The firm said the typical customer looking to remortgage in Q1 2015 had a home worth £248,191, up 7.9% from £230,100 in Q1 2014 - giving people an extra £18,091 of property equity.
The broker firm suggested that rather than leaving the extra £18,091 of equity in their home and letting rising prices reduce their borrowing as a percentage of the property’s value, homeowners are instead looking to cash in some of their equity gains by remortgaging to borrow £9,069 more on average than a year ago.
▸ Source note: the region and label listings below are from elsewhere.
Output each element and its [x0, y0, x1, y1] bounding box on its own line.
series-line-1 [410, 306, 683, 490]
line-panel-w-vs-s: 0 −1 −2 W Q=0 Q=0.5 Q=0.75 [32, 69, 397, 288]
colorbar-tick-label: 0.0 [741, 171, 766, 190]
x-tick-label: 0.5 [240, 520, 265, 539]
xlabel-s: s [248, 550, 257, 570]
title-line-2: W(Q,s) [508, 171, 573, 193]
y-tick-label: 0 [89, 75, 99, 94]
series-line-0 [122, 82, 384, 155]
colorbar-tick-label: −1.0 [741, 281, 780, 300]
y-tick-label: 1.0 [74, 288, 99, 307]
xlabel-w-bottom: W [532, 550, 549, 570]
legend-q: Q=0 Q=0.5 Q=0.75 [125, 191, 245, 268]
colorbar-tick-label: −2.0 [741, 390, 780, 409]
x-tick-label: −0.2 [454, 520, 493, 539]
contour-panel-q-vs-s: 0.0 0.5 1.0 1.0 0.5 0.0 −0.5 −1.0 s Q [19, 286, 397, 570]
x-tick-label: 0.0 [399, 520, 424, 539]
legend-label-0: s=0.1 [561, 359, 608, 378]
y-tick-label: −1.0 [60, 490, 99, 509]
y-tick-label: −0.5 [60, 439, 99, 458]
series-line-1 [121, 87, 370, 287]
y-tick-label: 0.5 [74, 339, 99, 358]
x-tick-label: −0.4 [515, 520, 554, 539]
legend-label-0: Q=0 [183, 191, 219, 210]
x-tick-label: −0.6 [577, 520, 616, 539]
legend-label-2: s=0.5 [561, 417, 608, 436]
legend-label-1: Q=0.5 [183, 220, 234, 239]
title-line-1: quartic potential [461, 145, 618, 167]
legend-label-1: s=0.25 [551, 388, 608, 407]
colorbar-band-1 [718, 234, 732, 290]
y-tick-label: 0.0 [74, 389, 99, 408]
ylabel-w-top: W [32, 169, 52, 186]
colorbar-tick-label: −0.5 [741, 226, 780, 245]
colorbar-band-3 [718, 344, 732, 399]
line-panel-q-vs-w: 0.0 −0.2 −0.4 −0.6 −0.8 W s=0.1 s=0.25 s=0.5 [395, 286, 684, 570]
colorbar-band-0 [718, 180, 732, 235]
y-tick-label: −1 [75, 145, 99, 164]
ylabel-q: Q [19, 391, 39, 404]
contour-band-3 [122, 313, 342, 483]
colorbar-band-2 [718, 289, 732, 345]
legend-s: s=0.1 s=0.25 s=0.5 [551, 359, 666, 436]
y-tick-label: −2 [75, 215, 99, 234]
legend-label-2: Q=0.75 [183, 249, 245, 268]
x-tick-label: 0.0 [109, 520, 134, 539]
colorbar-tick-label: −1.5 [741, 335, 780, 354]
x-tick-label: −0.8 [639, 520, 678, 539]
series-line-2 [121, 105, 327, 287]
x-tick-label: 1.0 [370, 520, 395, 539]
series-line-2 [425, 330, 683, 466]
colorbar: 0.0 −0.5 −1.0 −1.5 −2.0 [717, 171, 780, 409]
Brian Murphy, head of lending at Mortgage Advice Bureau, said: “The fact that many people’s properties have gained in value over the last year offers some the chance to take the same percentage loan that they would have done if they remortgaged 12 months ago and give themselves a significant cash boost.”
As well as seeking bigger loans Murphy said customers looking to remortgage are also increasingly keen to stretch their repayments over longer terms.
While 76% searched for a minimum 25-year loan term in Q1 2014, this increased by ten percentage points to 86% in Q1 2015, he said.
He added that the percentage of customers citing past credit difficulties when searching for a purchase mortgage dropped from 3% in Q1 2014 to less than 1% in Q1 2015.
There was an even bigger shift among remortgage customers, where the percentage reporting past difficulties dropped from 6% to less than 1% over the same period.
Murphy said this trend suggested that fewer customers with past difficulties have been motivated to seek a new loan since the Mortgage Market Review took effect in Q2 2015 – or that those in this situation are less included to disclose an imperfect credit history when investigating a mortgage deal online.
Speaking at the HSBC Great Housing Market Debate earlier this week Robert Sinclair, chief executive of the Association of Mortgage Intermediaries, said: "The people who are being excluded from this market is not the 4% to 5% that the Financial Services Authority said would be the case under MMR.
"The intermediary and broker community know it is considerably more than that – somewhere between 25% and 40% would be excluded under MMR if they came to market and had the confidence to ask for a mortgage.
"Many millions of mortgage customers are afraid even to ask if they can get the mortgage that they currently have from another lender."